Especially if you’re an anxious flyer, you may feel the desire to drink for a bit of relief before or during wheels-up time. But before you order that Bloody Mary from the drink cart, consider its effects on your well-being both in-flight and afterward.
“Alcoholic beverages are extremely dehydrating, which is only amplified when flying,” says registered dietitian Abbie Gellman, founder of Culinary Nutrition Cuisine and scientific advisory board member for Jenny Craig. “You could even feel hungover before you land just from drinking and being dehydrated while flying!” To prevent this unpleasant possibility, make it a virgin while in the air (or just stick to water as your best bet).
Coffee and Tea
“I just love using an airplane bathroom!” said no one ever. To minimize the number of trips to that tiny, uncomfortable potty box, consider cutting out coffee and tea. The caffeine content in these beverages isn’t doing your urinary tract any favors—and it doesn’t help your hydration status either.
“High amounts of caffeine can be dehydrating,” Gellman says. “In addition, too much coffee can be acidic and cause GI distress in some people, and nausea could be a side effect of high caffeine plus dehydration.” Those with travel anxiety may also want to take caffeine off the menu to keep from feeling jittery or on-edge during a flight. And if you plan on sleeping through the turbulence, caffeine should be avoided.

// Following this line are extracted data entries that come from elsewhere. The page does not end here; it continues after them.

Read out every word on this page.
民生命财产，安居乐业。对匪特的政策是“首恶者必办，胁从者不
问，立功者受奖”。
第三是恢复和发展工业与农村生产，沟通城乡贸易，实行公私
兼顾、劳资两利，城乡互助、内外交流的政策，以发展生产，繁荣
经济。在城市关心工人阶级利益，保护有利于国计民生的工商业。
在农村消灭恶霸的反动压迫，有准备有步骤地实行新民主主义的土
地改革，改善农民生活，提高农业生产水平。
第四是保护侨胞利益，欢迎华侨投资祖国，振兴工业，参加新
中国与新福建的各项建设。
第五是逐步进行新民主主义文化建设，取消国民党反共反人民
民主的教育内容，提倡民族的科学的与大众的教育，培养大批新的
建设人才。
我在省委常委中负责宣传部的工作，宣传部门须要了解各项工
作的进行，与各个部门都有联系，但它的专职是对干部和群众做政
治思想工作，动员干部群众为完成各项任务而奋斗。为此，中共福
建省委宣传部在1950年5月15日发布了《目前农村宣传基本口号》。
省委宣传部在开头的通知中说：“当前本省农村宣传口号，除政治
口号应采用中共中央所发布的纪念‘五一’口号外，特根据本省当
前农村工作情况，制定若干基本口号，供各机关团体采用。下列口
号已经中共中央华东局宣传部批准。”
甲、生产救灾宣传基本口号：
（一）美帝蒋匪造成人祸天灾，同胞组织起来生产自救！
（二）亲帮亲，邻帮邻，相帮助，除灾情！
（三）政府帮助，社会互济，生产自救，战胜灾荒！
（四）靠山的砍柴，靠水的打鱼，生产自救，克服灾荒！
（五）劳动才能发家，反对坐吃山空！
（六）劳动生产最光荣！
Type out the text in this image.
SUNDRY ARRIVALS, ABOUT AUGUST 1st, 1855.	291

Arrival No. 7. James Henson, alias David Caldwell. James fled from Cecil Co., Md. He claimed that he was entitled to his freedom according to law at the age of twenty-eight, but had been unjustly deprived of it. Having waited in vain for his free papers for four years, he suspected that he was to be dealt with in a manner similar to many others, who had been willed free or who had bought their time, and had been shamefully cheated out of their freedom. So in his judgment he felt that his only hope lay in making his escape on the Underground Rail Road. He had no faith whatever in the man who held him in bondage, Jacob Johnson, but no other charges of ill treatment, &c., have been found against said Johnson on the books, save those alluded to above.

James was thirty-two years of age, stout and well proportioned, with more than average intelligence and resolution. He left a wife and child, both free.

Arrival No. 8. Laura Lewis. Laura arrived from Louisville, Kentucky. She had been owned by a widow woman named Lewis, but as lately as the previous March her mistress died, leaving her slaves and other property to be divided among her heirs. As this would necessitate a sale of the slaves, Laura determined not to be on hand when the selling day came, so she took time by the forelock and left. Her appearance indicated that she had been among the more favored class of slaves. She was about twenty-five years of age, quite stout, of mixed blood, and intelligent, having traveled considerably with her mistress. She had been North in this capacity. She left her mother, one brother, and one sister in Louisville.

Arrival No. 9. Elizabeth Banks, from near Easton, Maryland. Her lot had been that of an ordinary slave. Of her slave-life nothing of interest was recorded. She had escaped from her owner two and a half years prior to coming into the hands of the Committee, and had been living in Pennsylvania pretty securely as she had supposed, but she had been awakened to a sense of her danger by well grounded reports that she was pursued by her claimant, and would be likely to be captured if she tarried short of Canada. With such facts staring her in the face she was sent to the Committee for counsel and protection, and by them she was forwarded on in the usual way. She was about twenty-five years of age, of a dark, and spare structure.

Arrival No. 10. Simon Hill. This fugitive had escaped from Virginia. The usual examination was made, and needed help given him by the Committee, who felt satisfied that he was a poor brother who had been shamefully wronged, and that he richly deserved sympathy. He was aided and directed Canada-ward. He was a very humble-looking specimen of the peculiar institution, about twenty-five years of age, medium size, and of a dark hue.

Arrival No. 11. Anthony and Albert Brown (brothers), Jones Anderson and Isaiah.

With tons of time on your hands during a long flight, it’s only natural to want to power through a pile of work… and maybe you turn to an energy drink to help you do so. But like coffee and tea, energy drinks contain high levels of caffeine (and, sometimes, other stimulants). One study found that consuming just one energy drink led to a dramatic spike in stress hormones—the last thing you need during an already-stressful day of air travel.
So you flew to New Mexico, and the airport is your last chance to lap up that amazing red chili. Should you go for it? Maybe not. “Spicy food may cause GI distress, an upset stomach, and overall discomfort,” Gellman says. “Bland is often better before and during a flight.” Plus, nobody next to you wants to be smelling that food.

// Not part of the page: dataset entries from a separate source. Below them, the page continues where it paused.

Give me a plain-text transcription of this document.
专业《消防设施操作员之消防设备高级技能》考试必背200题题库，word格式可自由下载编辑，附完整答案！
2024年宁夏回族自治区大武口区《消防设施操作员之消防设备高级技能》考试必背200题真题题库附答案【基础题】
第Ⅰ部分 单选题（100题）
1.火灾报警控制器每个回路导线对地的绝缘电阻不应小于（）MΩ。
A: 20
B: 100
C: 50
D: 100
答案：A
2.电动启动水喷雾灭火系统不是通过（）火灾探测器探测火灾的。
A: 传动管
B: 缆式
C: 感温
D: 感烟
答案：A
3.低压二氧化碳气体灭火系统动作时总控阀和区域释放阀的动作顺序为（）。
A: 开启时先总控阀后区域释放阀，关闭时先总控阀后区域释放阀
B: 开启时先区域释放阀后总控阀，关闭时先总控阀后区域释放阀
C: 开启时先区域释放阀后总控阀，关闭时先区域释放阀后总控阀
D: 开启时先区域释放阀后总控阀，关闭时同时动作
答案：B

You kind of have to wonder what airlines were thinking when they made salted peanuts and pretzels their standard snacks. The high-sodium content of these freebies has a tendency to make passengers retain water. Water retention not only leads to feelings of bloatedness but can also aggravate edema—a painful swelling of the feet and ankles—which many people experience on a long flight. Especially if this health issue affects you while flying, just say no to salty snacks.

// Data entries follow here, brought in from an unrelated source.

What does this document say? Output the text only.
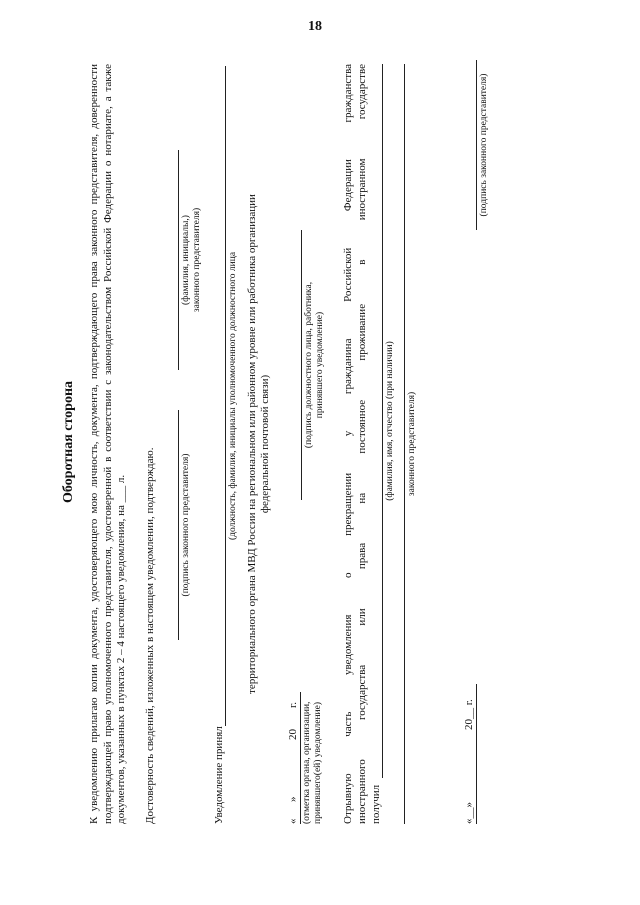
18
Оборотная сторона К уведомлению прилагаю копии документа, удостоверяющего мою личность, документа, подтверждающего права законного представителя, доверенности подтверждающей право уполномоченного представителя, удостоверенной в соответствии с законодательством Российской Федерации о нотариате, а также документов, указанных в пунктах 2 – 4 настоящего уведомления, на ___ л. Достоверность сведений, изложенных в настоящем уведомлении, подтверждаю.	(подпись законного представителя)
(фамилия, инициалы,) законного представителя)
Уведомление принял
(должность, фамилия, инициалы уполномоченного должностного лица территориального органа МВД России на региональном или районном уровне или работника организации федеральной почтовой связи)
«
»
20
г. (отметка органа, организации, принявшего(ей) уведомление)
(подпись должностного лица, работника, принявшего уведомление) Отрывную часть уведомления о прекращении у гражданина Российской Федерации гражданства иностранного государства или права на постоянное проживание в иностранном государстве получил
(фамилия, имя, отчество (при наличии) законного представителя)
«__»
20__ г.
(подпись законного представителя)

High-Fat or Highly Processed Foods
“Digesting food full of saturated fat and sodium is challenging at best when we are on the ground,” Gellman says. “If we’re 30,000-plus feet in the air, it becomes that much more difficult.” To feel your best, take a pass on the bacon cheeseburger and fries at the terminal café.
Beans and Broccoli
Under most circumstances, high-fiber foods like beans and broccoli make a great choice for your health—but this is one time you might want to skip them. “These foods may cause bloating and/or gassiness for some people, which could make for an unpleasant ride both for the person who consumed them and the surrounding passengers,” Gellman says. (We’ve all had the misfortune of being seated next to that person… or being that person.)
To avoid becoming a farting flyer, save the legumes and cruciferous veggies for after you land—when you may especially need them to ward off travel constipation.
What to Eat for the Long Haul
With these items off the menu, what should you actually eat before or during a long flight? A light meal with neutral flavors—like a salad, wrap, or grain bowl—can minimize the chances of feeling unwell in the air. And fresh and dried fruits, unsalted nuts, popcorn, granola bars, or trail mix are all better bets for snack options. And finally, don’t forget the water—lots and lots of water.